L'accusation s'ajoute à une liste déjà longue. L'anesthésiste de Besançon, le docteur Péchier, est à nouveau pointé du doigt dans une affaire d'empoisonnement présumé.

Cette fois, c'est une collègue et ancienne amie qui a assuré jeudi avoir aussi été victime de l'anesthésiste.

C'est son avocat qui s'est exprimé à sa place assurant que le dossier ne laissait aucun doute quant à la tentative d'empoisonnement à laquelle elle avait échappé.

Les faits remonteraient à avril 2016.  Catherine Nambot devait alors être opérée à la clinique Saint-Vincent pour une prothèse de l'épaule. C'est le docteur Péchier qui devait s'occuper de l'anesthésie de cette patiente alors en deuxième position sur le planning de la journée.

A voir aussi: L'anesthésiste soupçonné d'empoisonnements sous contrôle judiciaire, le parquet fait appel

"L'ami de ma cliente, un autre anesthésiste, était sur place, précise l'avocat. Il lui a proposé de l'anesthésier. Elle a dit d'accord. Et à ce moment-là elle a pris la première place des anesthésies du matin. Tous s'est très bien passé pour elle", a expliqué maître Alain Dreyfus-Schmidt au micro de France Bleu Besançon.

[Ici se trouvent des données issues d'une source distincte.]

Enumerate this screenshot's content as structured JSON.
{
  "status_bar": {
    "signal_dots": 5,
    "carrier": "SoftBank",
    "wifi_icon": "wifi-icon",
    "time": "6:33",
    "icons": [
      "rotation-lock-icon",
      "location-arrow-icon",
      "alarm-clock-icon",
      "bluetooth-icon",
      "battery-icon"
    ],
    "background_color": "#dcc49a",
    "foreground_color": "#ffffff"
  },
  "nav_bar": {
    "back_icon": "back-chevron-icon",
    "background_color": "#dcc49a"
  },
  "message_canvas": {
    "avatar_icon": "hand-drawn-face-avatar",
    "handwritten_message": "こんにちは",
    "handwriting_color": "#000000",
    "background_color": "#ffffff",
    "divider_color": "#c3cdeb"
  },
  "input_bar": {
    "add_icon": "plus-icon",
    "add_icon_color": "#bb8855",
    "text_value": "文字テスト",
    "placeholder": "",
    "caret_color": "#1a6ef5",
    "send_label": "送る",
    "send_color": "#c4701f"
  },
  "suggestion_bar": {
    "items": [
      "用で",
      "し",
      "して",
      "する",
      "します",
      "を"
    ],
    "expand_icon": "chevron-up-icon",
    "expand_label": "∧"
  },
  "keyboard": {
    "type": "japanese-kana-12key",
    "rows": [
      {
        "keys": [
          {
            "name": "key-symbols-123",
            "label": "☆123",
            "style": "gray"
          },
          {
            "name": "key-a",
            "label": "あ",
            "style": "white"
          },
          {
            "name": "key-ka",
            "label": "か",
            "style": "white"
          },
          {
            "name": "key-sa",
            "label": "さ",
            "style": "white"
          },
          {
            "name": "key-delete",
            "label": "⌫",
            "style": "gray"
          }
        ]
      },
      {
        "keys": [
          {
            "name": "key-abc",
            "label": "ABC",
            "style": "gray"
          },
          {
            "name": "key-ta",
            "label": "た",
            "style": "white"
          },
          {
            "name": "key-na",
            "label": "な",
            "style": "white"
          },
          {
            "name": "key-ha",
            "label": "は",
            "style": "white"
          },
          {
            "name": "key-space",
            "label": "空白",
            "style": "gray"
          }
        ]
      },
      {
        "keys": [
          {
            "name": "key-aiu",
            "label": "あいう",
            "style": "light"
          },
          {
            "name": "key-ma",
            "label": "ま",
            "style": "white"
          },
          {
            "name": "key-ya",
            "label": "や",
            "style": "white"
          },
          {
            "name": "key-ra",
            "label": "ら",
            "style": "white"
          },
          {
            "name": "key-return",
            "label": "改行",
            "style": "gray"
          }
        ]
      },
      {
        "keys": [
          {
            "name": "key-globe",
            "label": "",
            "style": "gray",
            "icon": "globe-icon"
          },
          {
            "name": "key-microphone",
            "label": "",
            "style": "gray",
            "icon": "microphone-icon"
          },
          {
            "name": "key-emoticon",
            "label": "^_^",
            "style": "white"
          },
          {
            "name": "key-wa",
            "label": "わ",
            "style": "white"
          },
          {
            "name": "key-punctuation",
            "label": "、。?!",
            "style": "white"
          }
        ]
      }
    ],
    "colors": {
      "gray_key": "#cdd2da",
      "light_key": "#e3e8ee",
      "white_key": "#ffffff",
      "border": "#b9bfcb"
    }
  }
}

L'histoire aurait pu s'arrêter là. Sauf que la patiente ayant pris la seconde place elle, est décédée des suites de l'anesthésie pratiquée par le docteur Péchier. C'est en effet une surdose de produit anesthésiant qui a entraîné sa mort.

Pour Alain Dreyfus-Schmidt c'est une évidence et il en déduit "assez facilement" que sa cliente, brouillée depuis quelques semaines avec le docteur Péchier, était "évidemment" visée.

"Si son ami n'était pas intervenu à la dernière minute et bien elle ne serait sans doute plus là pour en parler", a lâché l'avocat.

De son côté l'anesthésiste mis en cause par 24 personnes nie catégoriquement tous les faits dont il est soupçonné.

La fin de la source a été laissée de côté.